Starring Virginia Madsen (Candyman) and Kyle Gallner (A Nightmare on Elm Street ’10) this is a personal favourite of mine and has been since me and my fiancée watched it at the cinema ages ago so I thought I’d review it for you. You’ve probably seen it but here’s what I thought anyway.
Sara Campbell (Madsen), her sick son Matt (Gallner) and the rest of their family move into a new home in Connecticut. Matt has cancer and their new house is near the hospital. Matt begins to experience phenomena and it soon becomes clear that the house, at one time a funeral home, has a very strange history which seems to be intruding on the present.

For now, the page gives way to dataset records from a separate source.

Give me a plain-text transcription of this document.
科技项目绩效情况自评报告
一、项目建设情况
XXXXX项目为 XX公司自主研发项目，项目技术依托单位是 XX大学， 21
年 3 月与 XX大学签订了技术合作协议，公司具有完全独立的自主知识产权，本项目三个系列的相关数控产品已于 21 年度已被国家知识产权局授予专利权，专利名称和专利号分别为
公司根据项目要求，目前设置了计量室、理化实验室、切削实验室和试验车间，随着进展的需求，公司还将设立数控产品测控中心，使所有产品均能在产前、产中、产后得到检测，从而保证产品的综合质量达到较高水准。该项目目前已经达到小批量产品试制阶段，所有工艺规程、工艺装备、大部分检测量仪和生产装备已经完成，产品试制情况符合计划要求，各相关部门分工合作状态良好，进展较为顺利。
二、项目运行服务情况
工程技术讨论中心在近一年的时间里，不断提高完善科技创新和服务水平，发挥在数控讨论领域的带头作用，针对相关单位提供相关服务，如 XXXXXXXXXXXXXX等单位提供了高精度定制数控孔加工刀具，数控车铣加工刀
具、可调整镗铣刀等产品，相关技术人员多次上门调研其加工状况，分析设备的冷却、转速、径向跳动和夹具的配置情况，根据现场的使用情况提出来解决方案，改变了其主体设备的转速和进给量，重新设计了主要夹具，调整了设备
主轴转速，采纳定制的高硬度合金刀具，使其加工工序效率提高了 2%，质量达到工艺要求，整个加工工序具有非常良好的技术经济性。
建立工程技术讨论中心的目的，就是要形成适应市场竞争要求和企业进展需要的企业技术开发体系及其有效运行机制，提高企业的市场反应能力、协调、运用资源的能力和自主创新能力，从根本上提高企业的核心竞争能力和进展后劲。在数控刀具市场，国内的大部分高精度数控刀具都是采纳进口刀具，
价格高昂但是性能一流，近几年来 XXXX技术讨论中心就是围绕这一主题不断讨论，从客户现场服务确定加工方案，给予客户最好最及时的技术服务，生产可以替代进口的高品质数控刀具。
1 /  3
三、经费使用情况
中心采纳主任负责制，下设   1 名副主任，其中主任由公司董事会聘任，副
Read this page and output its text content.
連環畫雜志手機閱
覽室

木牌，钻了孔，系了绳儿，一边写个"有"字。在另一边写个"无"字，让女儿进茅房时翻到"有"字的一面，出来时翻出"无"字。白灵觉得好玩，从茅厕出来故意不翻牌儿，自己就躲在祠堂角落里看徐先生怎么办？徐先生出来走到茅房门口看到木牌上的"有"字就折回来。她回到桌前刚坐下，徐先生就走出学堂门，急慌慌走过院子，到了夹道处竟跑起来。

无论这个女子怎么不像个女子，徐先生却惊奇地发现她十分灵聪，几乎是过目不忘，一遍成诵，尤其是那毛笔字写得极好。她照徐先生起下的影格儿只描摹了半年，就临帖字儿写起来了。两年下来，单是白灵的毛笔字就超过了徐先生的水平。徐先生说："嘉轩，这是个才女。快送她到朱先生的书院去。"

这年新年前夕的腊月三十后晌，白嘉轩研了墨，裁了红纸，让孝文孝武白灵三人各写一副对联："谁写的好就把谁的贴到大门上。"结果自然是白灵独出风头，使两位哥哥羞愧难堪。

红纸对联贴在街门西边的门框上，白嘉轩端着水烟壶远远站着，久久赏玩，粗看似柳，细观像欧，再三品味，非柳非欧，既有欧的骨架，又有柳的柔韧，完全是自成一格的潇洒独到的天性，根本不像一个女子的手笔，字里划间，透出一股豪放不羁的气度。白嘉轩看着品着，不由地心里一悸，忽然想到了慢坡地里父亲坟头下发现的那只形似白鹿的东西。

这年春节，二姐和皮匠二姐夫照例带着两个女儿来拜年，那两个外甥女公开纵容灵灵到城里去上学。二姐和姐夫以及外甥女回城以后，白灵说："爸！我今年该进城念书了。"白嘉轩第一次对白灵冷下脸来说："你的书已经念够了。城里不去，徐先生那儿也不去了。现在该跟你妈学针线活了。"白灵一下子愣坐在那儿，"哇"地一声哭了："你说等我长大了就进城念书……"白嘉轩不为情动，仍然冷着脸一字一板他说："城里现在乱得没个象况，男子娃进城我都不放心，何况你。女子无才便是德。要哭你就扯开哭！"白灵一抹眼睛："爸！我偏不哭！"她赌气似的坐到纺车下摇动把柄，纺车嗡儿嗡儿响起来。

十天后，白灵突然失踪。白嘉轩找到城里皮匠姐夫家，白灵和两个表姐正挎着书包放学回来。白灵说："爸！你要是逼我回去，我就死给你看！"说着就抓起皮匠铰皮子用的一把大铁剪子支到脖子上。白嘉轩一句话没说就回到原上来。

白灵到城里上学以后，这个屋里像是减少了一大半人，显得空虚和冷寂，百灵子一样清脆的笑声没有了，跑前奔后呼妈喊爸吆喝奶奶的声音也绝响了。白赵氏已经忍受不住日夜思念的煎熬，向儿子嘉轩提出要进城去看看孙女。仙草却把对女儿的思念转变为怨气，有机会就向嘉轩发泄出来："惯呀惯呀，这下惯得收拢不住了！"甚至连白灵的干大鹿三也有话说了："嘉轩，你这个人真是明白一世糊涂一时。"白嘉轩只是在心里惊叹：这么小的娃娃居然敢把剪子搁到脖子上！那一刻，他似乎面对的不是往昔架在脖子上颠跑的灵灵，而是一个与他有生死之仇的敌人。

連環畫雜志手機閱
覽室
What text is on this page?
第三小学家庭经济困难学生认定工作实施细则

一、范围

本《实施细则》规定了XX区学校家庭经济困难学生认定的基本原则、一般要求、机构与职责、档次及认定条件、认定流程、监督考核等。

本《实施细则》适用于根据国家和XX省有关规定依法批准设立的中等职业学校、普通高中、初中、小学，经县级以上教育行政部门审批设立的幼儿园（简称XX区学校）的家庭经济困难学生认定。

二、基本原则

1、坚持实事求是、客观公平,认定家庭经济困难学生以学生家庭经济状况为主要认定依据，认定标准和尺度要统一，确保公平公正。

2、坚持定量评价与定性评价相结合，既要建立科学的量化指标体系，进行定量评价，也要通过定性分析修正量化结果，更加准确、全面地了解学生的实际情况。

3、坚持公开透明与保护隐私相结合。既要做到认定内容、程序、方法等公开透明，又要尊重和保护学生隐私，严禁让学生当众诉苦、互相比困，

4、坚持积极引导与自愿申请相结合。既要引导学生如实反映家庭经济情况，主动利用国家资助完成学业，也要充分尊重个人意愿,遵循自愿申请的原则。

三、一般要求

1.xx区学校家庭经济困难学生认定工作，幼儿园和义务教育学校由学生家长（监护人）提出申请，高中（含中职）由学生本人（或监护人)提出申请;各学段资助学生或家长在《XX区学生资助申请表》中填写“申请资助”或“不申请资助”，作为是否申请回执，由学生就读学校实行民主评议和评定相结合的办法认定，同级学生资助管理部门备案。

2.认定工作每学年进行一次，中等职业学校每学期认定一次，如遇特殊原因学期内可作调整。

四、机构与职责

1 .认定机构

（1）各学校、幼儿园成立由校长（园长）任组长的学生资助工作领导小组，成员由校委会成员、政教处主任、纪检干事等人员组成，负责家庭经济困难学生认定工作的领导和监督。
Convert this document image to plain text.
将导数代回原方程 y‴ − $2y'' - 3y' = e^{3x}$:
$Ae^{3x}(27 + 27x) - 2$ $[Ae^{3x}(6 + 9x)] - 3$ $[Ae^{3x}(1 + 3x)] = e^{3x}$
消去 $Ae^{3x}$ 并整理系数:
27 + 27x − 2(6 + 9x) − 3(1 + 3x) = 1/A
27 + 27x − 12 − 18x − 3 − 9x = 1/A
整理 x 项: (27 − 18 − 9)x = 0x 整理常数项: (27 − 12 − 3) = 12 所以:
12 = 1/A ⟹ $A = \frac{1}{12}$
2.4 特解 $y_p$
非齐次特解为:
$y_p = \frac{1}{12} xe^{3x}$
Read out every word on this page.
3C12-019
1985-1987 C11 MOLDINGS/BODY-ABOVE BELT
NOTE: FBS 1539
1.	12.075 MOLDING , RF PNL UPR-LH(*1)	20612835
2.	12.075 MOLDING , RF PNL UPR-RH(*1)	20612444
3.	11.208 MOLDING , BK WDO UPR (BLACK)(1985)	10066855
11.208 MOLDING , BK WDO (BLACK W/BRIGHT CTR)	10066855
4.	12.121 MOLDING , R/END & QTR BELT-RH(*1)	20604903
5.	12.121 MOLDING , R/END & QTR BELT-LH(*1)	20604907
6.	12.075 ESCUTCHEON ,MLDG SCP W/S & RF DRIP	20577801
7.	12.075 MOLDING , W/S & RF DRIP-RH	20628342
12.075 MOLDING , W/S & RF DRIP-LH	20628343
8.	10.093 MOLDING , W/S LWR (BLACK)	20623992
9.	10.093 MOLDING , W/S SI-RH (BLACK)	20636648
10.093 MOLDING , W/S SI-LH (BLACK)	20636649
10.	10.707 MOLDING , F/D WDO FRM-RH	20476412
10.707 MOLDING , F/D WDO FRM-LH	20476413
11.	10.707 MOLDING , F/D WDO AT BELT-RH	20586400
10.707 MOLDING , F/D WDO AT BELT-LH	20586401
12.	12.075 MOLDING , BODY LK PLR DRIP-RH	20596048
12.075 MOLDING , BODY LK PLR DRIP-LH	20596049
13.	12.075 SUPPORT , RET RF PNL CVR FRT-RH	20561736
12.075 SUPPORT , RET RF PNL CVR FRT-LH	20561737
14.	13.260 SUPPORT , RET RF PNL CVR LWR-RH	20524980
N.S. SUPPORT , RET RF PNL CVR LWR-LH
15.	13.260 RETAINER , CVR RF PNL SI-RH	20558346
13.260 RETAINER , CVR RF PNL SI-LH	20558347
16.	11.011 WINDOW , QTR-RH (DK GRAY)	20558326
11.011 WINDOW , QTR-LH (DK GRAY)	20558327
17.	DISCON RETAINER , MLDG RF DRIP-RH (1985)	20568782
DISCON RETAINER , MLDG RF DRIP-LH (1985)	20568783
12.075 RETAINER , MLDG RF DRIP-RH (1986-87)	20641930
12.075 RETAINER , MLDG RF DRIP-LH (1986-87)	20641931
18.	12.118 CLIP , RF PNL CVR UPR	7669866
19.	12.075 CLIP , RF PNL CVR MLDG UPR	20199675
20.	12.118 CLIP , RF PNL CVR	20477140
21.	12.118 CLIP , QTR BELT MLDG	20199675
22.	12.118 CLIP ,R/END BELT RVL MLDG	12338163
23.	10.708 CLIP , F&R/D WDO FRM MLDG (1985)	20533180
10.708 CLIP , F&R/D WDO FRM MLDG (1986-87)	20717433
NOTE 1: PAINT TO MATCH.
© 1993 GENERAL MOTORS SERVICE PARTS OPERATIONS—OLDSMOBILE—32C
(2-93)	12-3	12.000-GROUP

Both Madsen and Gallner are very good in their roles, likeable, watchable, fine actors. Martin Donavan is also great as dad and Elias Koteas is as fantastic as ever as Reverend Popescu. The relationships between the characters are spot-on in my opinion. It’s a great cast overall which adds a lot of class to what is basically a ‘haunted house’ tale along the lines of, for example, The Amityville Horror (1979/20o5). That isn’t to say this a rip-off of other films, not at all, this film has its own original story and events within that familiar structure, a structure I really like actually.
I reviewed a film recently called The Abandoned (2006) which stepped outside this familiarity and was successful in doing so but that doesn’t mean the classic ‘haunted house’ structure isn’t still workable, this film proves it is, if done well, which this film certainly is.
The special effects are the cherry on this supernatural cake in many ways; there’s a wide variety of different events portrayed believably and effectively, and with subtlety too; so important. One of the final scenes which I can’t go into here (spoilers!) came across at the cinema especially well, I remember thinking it was very cool at the time. The effects throughout make what is a strong story everything it can be and are not in short supply either.
I would say The Haunting in Connecticut stands alongside older siblings like The Amityville Horror (1979) well enough. The Amityville Horror ’79 is one of my all-time favourite ‘haunted house’ films so I’m not going to say that lightly. I think it’s obvious I thoroughly enjoyed it.
There’s a sequel out on DVD on February 24, 2014 which I’m really looking forward to seeing; I hope the sequel is somewhere near as great as this.